More young people going into the ministry

USA Today reports that, after decades of decline, more and more young adults are going into the ministry:

For years, churches across the USA have prayed that more young people would explore careers in ministry as a wave of Baby Boomer pastors prepares to retire. Now it seems their prayers are being answered.

For the past 10 years, the estimated median age of candidates for master of divinity degrees has fallen steadily, from 34.14 in 1999 to 32.19 in 2009, according to an analysis by the Center for the Study of Theological Education (CSTE) at Auburn Seminary. That marks a reversal: From 1989 to 1999, the estimated median age had climbed steadily from 31.4 to 34.14.

Denominations hail this new pattern as a positive sign now, as churches increasingly depend on aging leaders and struggle to attract parishioners under age 30.

“A pastor usually attracts persons 10 years above and below their own age range,” says Gail Ford Smith, director of the Center for Clergy Excellence at the Texas Annual Conference of the United Methodist Church. “If you have a 27-year-old starting a new worship service, they’re going to attract people ages (17) to 37. That really does appeal to us if we’re trying to reach mission fields of those who’ve not yet been connected to God through Jesus Christ.”

Filling seminary halls with people in their 20s is hardly new. In the 1950s and early ’60s, most students were fresh out of college. But the 1980s and ’90s increasingly brought more men and women who had spent two or three decades in business or raising families. For churches, a young-adult face in the pulpit became a rarity.

Today, theological schools are seeing younger students enroll in M.Div. programs. At Denver Seminary, the average age has dropped from 43 in 2000 to 32 in 2010. At Duke Divinity School, it’s dropped from 29 in 2007 to 28 in 2010. At Yale Divinity School, the average incoming age declined from 31 in 2006 to 29 in 2010.

Several factors help explain the new trend. One is demographic: America has more twentysomethings now than 10 and 20 years ago as children of Baby Boomers come of age, says Mark Wilhelm of the Evangelical Lutheran Church in America.

CSTE director Barbara Wheeler speculates that this may reflect “cultural forces, turning back toward altruistic professions after turning away from them for a while. Maybe after the recession, making money doesn’t look so good and other kinds of satisfaction have more appeal.”

via More young adults heeding pastoral call – USATODAY.com.
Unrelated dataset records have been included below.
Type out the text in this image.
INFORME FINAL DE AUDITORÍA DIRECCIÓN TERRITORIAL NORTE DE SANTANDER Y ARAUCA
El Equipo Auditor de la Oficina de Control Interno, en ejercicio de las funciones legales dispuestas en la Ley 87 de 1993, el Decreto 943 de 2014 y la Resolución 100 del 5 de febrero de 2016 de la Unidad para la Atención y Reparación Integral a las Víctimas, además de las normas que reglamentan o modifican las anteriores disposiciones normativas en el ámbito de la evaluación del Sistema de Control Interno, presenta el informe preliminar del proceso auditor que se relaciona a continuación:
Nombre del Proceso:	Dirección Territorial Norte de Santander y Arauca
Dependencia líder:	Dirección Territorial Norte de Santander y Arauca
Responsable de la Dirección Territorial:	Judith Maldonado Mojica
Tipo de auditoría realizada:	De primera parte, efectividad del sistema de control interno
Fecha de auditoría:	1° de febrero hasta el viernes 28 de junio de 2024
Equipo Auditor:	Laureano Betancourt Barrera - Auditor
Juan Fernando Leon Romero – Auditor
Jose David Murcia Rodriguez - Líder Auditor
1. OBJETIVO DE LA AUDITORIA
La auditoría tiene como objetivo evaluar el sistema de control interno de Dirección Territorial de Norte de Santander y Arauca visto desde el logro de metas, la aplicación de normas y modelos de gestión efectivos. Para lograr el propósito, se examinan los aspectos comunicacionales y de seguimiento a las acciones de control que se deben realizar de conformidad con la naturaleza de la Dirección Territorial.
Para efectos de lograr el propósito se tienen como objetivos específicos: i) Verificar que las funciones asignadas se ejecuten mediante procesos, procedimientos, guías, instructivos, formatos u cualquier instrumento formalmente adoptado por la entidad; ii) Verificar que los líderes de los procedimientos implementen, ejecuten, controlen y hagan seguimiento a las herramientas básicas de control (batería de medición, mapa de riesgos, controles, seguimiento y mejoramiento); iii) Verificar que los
This is about ages rather than numbers, so it isn’t clear if the number of seminarians as a whole is going up.  That’s what’s needed.  I’m somewhat skeptical of the claim that pastors tend to attract new members 10-years-on-either side of their own age.  (Can any of you confirm or refute that?)  Still, this is surely good news.

About Gene Veith

Professor of Literature at Patrick Henry College, the Director of the Cranach Institute at Concordia Theological Seminary, a columnist for World Magazine and TableTalk, and the author of 18 books on different facets of Christianity & Culture.

  • Pete

    Two things:

    An inside source informs me that enrollment at the LCMS seminary in Fort Wayne, Indiana is down for this year. Only one seminary among many, to be sure.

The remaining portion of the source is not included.